Coffee Shop No.1  has stayed open throughout the conflict. It survives despite the handicap of having to close early because of curfew, but barista Polina Shopina remains bullish.

"There is no difficulty in doing business," she insists. "If a place is good, people will return."

Soldiers are now a vital part of the local economy. /CGTN

Some are returning to Kramatorsk, but not all. Tens of thousands of people left the city and its surrounding villages. In the city's squares, you can't hear the artillery guns or see the effects of street-to-street fighting just 50 kilometers away in Bakhmut – but then, you can't see or hear much in these usually abandoned squares, which typify the emptiness seen in many eastern Ukrainian towns and cities these days.

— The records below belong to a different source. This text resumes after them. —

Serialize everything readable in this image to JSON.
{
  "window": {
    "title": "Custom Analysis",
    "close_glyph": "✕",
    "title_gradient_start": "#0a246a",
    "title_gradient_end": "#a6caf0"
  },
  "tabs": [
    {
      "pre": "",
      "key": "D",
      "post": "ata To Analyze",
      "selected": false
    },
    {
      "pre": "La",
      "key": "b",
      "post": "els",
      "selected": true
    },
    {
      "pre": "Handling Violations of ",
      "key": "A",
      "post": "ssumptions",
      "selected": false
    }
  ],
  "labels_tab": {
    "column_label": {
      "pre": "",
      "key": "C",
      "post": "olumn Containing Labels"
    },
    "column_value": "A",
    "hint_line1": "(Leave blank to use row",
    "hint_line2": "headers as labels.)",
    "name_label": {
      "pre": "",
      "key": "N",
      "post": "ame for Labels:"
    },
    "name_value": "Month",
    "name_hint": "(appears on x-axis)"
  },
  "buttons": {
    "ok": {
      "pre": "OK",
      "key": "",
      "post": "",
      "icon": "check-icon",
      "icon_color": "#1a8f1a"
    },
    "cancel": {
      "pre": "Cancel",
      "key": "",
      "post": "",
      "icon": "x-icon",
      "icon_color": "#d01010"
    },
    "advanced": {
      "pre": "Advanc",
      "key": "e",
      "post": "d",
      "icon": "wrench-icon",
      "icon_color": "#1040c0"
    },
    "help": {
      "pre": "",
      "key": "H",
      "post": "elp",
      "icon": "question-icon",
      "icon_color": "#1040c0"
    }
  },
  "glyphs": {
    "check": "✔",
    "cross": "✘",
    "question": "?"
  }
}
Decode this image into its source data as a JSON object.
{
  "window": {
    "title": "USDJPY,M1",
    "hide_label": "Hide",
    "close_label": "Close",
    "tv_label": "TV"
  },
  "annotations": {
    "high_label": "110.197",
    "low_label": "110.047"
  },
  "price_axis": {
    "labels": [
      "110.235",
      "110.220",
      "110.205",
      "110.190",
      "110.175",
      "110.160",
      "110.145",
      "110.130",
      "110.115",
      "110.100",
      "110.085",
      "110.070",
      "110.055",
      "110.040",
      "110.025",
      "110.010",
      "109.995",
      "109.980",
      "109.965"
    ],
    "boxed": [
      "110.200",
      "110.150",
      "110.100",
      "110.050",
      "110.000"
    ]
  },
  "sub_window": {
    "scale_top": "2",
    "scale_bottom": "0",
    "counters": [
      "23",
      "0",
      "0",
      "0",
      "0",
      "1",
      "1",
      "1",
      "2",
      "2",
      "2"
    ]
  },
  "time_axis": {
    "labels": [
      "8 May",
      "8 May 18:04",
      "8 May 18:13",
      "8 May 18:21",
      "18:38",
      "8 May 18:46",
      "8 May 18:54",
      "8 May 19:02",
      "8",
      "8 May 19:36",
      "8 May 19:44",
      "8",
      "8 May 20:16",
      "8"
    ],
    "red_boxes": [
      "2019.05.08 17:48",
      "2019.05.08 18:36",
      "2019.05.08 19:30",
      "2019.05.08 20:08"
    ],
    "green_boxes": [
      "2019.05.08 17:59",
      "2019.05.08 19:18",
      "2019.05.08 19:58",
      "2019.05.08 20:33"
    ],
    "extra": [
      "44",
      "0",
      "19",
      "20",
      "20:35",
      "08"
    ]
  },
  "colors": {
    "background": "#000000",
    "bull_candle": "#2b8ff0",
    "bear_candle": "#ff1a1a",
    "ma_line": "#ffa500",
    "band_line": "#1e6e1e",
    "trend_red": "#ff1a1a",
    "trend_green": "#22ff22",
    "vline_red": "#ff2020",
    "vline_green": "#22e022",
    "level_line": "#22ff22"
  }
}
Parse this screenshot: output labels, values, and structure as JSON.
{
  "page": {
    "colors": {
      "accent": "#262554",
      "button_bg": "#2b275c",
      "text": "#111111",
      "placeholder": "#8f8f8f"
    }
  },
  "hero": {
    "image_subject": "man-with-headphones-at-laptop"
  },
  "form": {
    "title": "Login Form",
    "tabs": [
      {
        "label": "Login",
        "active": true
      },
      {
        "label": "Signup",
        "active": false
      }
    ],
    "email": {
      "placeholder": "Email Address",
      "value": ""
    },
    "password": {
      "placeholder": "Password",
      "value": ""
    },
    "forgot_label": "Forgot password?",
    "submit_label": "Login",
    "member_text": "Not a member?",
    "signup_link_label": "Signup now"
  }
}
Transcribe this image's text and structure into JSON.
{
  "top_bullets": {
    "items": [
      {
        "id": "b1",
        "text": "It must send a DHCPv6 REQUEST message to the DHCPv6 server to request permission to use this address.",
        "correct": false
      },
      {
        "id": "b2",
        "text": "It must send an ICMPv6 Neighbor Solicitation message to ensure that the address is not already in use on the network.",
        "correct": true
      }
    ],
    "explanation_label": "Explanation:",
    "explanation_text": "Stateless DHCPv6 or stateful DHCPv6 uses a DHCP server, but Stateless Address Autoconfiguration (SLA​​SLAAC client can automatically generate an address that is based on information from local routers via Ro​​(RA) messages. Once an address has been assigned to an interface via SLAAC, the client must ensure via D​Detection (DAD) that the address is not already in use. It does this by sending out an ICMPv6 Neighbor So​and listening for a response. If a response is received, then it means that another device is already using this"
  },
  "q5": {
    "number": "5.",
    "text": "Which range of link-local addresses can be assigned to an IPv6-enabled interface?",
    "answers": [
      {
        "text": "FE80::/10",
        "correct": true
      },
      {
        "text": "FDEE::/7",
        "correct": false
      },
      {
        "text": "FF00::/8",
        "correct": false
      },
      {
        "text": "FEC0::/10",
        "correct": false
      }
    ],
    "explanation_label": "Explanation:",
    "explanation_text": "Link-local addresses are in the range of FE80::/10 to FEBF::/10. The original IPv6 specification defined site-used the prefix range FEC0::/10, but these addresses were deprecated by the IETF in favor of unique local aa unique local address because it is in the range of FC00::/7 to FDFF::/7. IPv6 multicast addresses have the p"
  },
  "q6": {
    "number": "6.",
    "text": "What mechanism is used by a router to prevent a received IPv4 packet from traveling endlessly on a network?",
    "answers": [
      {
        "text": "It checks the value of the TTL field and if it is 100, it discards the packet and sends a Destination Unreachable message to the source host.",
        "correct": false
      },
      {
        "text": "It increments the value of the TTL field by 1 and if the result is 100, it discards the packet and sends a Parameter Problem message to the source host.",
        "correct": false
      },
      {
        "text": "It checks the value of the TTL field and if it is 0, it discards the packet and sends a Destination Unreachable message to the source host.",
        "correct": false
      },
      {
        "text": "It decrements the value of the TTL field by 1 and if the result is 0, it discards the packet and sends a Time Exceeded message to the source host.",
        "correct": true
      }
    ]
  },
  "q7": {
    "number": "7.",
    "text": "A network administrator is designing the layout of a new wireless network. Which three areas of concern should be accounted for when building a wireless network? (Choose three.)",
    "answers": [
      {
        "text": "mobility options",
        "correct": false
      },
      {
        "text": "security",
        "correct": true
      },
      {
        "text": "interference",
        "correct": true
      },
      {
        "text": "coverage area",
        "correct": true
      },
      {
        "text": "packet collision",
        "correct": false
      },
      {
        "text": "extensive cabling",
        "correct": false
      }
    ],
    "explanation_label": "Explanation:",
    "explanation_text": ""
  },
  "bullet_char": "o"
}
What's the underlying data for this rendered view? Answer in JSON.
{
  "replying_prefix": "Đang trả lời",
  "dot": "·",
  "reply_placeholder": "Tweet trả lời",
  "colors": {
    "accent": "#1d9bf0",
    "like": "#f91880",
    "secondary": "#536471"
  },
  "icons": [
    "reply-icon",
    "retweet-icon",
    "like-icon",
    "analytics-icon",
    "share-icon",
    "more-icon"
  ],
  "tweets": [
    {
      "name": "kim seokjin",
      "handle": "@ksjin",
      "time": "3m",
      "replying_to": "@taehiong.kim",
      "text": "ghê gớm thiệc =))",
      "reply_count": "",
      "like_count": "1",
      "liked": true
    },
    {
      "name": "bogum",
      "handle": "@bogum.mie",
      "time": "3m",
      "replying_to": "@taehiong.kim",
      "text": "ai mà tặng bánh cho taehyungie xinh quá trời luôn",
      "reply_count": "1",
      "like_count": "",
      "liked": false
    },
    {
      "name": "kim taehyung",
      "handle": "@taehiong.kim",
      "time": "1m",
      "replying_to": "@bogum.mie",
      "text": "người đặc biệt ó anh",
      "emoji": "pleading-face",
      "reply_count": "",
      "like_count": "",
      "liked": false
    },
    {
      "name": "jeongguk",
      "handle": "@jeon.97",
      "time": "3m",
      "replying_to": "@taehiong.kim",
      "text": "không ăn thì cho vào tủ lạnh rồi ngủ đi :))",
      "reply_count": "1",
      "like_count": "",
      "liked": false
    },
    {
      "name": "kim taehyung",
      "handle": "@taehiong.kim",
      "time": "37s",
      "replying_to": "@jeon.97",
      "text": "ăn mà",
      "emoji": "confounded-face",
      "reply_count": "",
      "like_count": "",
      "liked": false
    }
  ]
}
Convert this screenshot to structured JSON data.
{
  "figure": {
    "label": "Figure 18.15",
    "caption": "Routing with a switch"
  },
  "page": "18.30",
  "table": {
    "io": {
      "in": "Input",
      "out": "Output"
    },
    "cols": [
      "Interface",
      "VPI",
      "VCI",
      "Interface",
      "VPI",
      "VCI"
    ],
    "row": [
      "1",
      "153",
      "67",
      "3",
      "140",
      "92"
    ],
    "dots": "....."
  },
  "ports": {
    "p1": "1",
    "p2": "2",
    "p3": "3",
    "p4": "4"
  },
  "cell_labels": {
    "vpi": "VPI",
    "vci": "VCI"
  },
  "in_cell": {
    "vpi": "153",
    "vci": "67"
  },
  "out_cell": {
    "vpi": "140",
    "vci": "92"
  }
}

Quietness isn't the worst of it: Kramatorsk is still a target. On February 1, a missile destroyed an apartment block; dozens of former residents, mostly pensioners, are now forced to rent or borrow apartments elsewhere. 

Alla Tatarovska and her husband Ivan used to be factory workers and had lived in their apartment for decades.

"I don't even understand how we jumped out, because everything filled up here," says Alla, who is 64. "I saw my husband, he was covered in blood,  and then there was a knock on the door and soldiers and volunteers ran in. They took him to the hospital for trauma treatment. 

"Then my son and I got dressed and a volunteer ran in. We smelled gas, and we left."

People who live and work in Kramatorsk, like many areas in eastern Ukraine, have had to learn to adapt.